The Clydesdale is a breed of draft horse named for and derived from the farm horses of Clydesdale, a county in Scotland. Although originally one of the smaller breeds of draught horses, it is now a tall breed. Often bay in color, they show significant white markings due to the presence of sabino genetics. The breed was originally used for agriculture and haulage, and is still used for draught purposes today. The Budweiser Clydesdales are some of the most famous Clydesdales, and other members of the breed are used as drum horses by the British Household Cavalry.
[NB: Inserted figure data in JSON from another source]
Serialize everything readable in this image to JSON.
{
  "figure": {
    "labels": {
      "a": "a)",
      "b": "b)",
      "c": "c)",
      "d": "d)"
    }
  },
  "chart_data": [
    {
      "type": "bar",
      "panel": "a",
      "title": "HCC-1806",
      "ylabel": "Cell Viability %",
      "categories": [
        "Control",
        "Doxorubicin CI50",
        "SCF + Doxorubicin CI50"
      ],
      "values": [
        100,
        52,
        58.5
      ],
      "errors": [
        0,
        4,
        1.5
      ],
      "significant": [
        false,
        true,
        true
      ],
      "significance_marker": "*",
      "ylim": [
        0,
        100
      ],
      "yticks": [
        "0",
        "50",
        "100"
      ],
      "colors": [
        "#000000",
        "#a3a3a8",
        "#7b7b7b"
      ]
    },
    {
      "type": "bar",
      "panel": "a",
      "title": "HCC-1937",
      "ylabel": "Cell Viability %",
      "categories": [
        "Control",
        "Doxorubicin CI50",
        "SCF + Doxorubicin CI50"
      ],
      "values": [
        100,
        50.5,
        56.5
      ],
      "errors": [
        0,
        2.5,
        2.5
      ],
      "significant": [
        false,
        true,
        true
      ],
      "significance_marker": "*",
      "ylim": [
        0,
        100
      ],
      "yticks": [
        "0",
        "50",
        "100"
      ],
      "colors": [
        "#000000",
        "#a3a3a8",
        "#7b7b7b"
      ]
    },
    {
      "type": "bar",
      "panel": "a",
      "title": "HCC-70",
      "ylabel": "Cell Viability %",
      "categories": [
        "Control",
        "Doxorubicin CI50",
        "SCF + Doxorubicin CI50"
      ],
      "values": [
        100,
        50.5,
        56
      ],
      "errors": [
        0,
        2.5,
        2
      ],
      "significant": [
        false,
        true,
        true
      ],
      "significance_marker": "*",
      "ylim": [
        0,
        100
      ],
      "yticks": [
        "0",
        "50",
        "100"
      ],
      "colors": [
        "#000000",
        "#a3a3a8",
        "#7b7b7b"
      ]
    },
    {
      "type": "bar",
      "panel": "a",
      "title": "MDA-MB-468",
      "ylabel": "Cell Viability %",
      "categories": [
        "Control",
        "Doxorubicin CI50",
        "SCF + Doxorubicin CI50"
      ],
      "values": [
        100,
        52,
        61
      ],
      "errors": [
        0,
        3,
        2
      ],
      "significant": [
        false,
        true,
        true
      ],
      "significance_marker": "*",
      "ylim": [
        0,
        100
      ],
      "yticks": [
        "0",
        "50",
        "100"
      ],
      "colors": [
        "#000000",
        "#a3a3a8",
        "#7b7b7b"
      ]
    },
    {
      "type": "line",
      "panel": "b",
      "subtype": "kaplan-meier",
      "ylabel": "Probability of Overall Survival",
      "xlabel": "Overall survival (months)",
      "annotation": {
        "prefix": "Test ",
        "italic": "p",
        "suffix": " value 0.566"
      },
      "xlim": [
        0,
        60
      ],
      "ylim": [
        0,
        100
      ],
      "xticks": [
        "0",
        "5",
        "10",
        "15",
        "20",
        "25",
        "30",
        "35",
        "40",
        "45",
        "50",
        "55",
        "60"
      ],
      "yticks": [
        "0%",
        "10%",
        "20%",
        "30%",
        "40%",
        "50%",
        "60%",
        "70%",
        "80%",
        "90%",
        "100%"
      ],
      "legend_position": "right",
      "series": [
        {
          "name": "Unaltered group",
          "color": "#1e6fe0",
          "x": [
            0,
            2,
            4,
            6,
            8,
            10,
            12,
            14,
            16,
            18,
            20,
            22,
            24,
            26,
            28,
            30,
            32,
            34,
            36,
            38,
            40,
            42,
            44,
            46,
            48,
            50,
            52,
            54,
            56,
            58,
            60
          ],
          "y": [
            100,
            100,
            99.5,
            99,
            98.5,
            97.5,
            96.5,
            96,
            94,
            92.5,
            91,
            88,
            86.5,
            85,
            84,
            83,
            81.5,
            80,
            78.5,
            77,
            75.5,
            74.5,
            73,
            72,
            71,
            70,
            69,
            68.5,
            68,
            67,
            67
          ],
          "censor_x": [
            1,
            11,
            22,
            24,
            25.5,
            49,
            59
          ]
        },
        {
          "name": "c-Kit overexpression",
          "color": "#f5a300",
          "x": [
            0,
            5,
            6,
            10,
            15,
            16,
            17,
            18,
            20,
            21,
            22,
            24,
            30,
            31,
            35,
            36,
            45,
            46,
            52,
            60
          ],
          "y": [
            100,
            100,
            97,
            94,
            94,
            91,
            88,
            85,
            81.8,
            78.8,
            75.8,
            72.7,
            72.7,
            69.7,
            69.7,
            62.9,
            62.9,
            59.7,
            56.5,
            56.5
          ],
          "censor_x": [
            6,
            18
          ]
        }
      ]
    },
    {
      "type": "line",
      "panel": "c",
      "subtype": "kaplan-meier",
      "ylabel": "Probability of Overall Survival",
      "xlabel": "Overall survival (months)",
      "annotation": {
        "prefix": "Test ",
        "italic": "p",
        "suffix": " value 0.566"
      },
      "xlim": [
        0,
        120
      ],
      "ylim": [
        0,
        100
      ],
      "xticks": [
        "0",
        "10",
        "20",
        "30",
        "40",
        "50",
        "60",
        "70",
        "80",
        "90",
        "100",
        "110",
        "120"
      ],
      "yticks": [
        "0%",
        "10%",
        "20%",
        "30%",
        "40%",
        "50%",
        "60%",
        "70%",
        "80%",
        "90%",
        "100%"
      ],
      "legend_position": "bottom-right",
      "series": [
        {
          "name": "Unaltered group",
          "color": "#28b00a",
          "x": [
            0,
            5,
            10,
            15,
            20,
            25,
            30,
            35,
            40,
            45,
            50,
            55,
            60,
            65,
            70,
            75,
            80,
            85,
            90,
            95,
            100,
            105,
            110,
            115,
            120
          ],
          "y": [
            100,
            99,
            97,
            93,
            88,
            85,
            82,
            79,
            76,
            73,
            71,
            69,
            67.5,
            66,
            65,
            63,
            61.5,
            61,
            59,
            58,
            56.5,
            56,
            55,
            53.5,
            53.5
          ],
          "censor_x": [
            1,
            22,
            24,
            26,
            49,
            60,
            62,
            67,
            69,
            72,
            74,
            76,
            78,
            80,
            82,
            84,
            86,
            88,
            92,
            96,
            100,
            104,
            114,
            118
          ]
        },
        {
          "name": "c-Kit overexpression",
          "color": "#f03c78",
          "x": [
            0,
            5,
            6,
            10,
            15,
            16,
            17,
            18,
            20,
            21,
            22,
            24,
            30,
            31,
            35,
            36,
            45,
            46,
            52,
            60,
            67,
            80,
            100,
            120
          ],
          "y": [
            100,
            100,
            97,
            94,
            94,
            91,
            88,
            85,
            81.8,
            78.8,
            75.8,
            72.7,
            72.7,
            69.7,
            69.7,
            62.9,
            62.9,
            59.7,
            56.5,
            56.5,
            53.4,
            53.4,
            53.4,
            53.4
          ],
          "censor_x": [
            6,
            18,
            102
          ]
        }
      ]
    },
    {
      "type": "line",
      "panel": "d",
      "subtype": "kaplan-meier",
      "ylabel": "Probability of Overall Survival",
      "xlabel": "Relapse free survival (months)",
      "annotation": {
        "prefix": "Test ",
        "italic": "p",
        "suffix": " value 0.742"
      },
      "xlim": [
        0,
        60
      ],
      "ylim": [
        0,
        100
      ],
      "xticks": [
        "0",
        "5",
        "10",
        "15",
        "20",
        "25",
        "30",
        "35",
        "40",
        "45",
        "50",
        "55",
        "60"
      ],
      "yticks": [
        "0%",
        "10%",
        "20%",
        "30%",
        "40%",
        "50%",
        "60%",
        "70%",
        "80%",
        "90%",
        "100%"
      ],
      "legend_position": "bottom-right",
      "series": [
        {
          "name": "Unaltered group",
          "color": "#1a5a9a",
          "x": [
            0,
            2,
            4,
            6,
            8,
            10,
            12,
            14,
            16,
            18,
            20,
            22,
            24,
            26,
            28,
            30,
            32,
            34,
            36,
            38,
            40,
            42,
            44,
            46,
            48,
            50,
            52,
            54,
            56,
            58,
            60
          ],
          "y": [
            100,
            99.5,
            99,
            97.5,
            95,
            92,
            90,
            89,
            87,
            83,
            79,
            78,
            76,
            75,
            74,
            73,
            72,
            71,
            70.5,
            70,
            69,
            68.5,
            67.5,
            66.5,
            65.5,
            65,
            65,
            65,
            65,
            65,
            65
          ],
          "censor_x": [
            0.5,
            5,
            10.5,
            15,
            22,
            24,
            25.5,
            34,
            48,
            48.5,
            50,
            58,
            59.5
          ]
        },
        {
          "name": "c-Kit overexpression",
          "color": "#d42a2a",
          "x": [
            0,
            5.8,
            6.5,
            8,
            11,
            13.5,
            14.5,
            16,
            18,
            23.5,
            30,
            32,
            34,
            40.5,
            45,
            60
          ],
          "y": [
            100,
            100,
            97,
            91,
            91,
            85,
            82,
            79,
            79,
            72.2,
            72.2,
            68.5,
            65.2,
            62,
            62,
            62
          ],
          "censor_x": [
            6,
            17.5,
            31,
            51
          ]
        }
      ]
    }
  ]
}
They have also been used to create and improve other breeds. The breed was developed from Flemish stallions imported to Scotland and crossed with local mares. The first recorded use of the name "Clydesdale" for the breed was in 1826, and by 1830, a system of hiring stallions had begun that resulted in the spread of Clydesdale horses throughout Scotland and into northern England. The first breed registry was formed in 1877. In the late 19th and early 20th centuries, thousands of Clydesdales were exported from Scotland and sent throughout the world, including to Australia and New Zealand, where they became known as "the breed that built Australia". During World War I, population numbers began to decline due to increasing mechanization and war conscription. This decline continued, and by the 1970s, the Rare Breeds Survival Trust considered the breed vulnerable to extinction. Population numbers have increased slightly in the intervening time, but they are still thought to be vulnerable.
Also known as
This breed is also called Clydesdale, Clydesdale Horse, Clydesdale Horses, Drum Horse as well as Scottish Sports Horse.